Mas tudo isso também lhe parecia romanticamente impossível. As revoluções eram para seus tutores, eles sim são fortes e possuem guerrilhas armadas e toda uma máquina estatal de fazer inveja. A ela cabia apenas receber e obedecer às ordens de seus tutores diariamente. Até então nunca se comportara de modo a importunar seus novos pais que a adotaram por compaixão. Também se sabe que isto é uma inverdade, dado que a compaixão sequer existe. O fato que motivou a adoção é o mesmo que levou o pai biológico a procurar novamente a filha após te-la abandonado durante 30 anos. Comportada como sempre fora, não haveria de enfrentar aqueles que a acolheram, apesar das vozes ficarem cada vez mais estridentes com o passar do tempo, teimando em romper as fronteiras do inaudível. Ainda assim sua revolta era silente, pois como boa brasileira, apesar de gritar dentro de si, tinha o instinto de se calar e curvar-se ante o seu superior.
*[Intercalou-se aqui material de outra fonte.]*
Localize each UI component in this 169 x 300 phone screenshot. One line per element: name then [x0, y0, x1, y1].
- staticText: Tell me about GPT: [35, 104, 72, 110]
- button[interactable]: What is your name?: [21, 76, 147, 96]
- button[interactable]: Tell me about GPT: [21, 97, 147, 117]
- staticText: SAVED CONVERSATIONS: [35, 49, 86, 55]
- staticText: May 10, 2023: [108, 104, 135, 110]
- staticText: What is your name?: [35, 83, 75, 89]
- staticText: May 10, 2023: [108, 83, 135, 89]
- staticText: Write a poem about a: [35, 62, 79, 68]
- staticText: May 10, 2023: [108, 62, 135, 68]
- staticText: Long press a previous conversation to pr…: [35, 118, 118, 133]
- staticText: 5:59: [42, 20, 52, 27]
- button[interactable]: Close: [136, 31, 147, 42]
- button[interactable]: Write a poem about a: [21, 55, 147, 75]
As vozes a guiaram, fizeram-na ingerir um de seus comprimidos mais poderosos: o voto. Engoliu a seco. Contratou novos médicos e, pela primeira vez, estava certa de que se curaria. Olhava para as pontas de seus pés, outrora, de bailarina, e sentia a esperança pairando. Como numa prece, pedia ao doutor que a livrasse de tudo aquilo que a corrompia, daquela angústia perpétua, daquela ignorância progressiva. O médico riu e a anestesiou.

Quando acordou, a criança havia perdido para todo o sempre suas pernas.Nunca mais poderia andar. Jamais iria crescer. Sentia-se culpada, afinal, fora ela que nomeara os médicos. Esses, tentavam alivia-la afirmando que existem próteses perfeitas e que amputar seria como cortar o mal pela raiz. A criança não respondeu e continuou mais calada do que nunca. A paralisia não só não passara como, também, aumentara. Tinha, agora, todo o corpo paralisado, mas somente o corpo.

Os médicos há muito que desistiram de seu trabalho. Para eles, a garota era um caso perdido. Estava em coma por muitos anos.
Mal sabiam os espertalhões que a tal menina ainda vivia dentro de si e mais do que nunca! Ela ouvira tudo. Eles, os médicos, estavam em conluio, arquitetando sua morte e envenenando-a todos os dias. E mais! Planejavam, agora, amputar-lhe os membros superiores... que, cá entre nós, atualmente, era tudo o que havia de superior na criança.

Acordada do coma, sentiu como se 170 milhões de olhos chorassem ao mesmo tempo, explodindo em lágrimas. Não conseguia livrar-se da culpa. Ela contratara tais médicos, ela mesma, no fundo, era responsável por sua morte. E, revestida de uma sabedoria tardia, demitiu os médicos e gritou até surgir a rouquidão.

Era tarde. Nada poderia fazer para ter suas pernas de volta, mas, andaria com as mãos se preciso fosse.
Assim, com a força dos braços e com os punhos cerrados, a criança luta para crescer, caminhar e livrar-se dos remédios amargos da vida.
Sonha em encontrar um médico que cure verdadeiramente seus males e que a faça esquecer de todas as vezes que teve suas partes amputadas por pura ambição e capricho. Jamais esquecerá de sua infância dolorida, bem se sabe, mas, espera que o que não a mate, a fortaleça.

Um dia impossível de ser esquecido foi o dia de seu batismo, o dia em que lhe foi atribuído seu nome. Hoje vive como aquele que vai a falência e resta-lhe o nome. Hoje, a antiga criança, é mãe adolescente, de primeira viagem, dessas que não sabem sequer como segurar um bebê, mas, que aprendem aos poucos, a cuidar de seus filhos. Filhos sem nomes.